La plupart des textes ont été votés à une écrasante majorité. Une opposition au Concile s’est-elle tout de même manifestée?
Oui, notamment la descendance de l’Action française de Charles Maurras. A midi, quand les pères du concile revenaient, nous nous retrouvions généralement à table avec eux et nous leur demandions: «Alors, qu’est-ce que Mgr Lefebvre [le fondateur de la Fraternité St-Pie X, ndlr] a dit aujourd’hui?». On savait qu’il y avait une opposition et qu’elle était minoritaire. Le malheur de Lefebvre, c’est qu’il n’a plus lu aucun livre après ses études de théologie. Il croyait que ce qu’il avait entendu à Rome au début des années 1930, était «la» théologie.

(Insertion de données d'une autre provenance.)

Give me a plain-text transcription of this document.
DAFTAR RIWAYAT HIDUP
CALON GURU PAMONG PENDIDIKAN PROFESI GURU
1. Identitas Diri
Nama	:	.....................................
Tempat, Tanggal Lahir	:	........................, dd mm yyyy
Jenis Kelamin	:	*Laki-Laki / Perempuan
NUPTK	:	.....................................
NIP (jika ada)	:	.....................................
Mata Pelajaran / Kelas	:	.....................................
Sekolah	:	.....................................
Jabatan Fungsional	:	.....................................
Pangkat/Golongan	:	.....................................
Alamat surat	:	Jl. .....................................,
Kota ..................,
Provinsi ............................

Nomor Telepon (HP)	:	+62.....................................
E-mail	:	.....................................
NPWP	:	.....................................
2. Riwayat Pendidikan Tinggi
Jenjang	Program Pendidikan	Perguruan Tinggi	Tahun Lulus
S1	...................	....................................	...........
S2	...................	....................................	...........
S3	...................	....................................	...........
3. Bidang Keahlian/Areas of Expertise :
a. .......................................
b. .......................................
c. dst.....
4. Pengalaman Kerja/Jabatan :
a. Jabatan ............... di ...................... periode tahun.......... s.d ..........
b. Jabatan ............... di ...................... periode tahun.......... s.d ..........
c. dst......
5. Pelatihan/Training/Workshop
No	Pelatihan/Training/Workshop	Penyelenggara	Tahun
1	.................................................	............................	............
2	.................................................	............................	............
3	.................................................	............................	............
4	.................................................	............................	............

Il y avait aussi une très forte hostilité à cette ecclésiologie de Vatican II parmi le clergé romain. Le soir de la proclamation de Lumen Gentium, j’étais avec un groupe de prêtres du clergé romain, des confesseurs de la prison Regina Caeli. Ils étaient convaincus que le texte allait être cassé, estimant qu’il était contre la tradition de l’Église. Pour eux c’était tellement nouveau, et contraire à tout ce qu’ils croyaient de l’Église, qu’ils étaient convaincus que ça ne pouvait pas changer ainsi.
«En théologie, on a enseigné le concile en oubliant tout ce qu’il y avait avant. Comme si le concile de Vatican II avait été un nouveau point de départ…»
Déjà, avant le concile il y avait une grande opposition à la méthode historico-critique de la Bible. Deux professeurs qui s’appuyaient sur cette méthode ont d’ailleurs été suspendus de leur enseignement, considérés comme «protestants et modernistes»!… Ce qui a laissé le temps à l’un d’eux, le Père Stanislas Lyonnet, d’élaborer Dei Verbum, la constitution sur la révélation (Dès 1964, Paul VI, nouvellement élu, rétablit le Père Lyonnet dans ses droits d’enseignant, ndlr).
Pourrait-il y avoir un concile Vatican III?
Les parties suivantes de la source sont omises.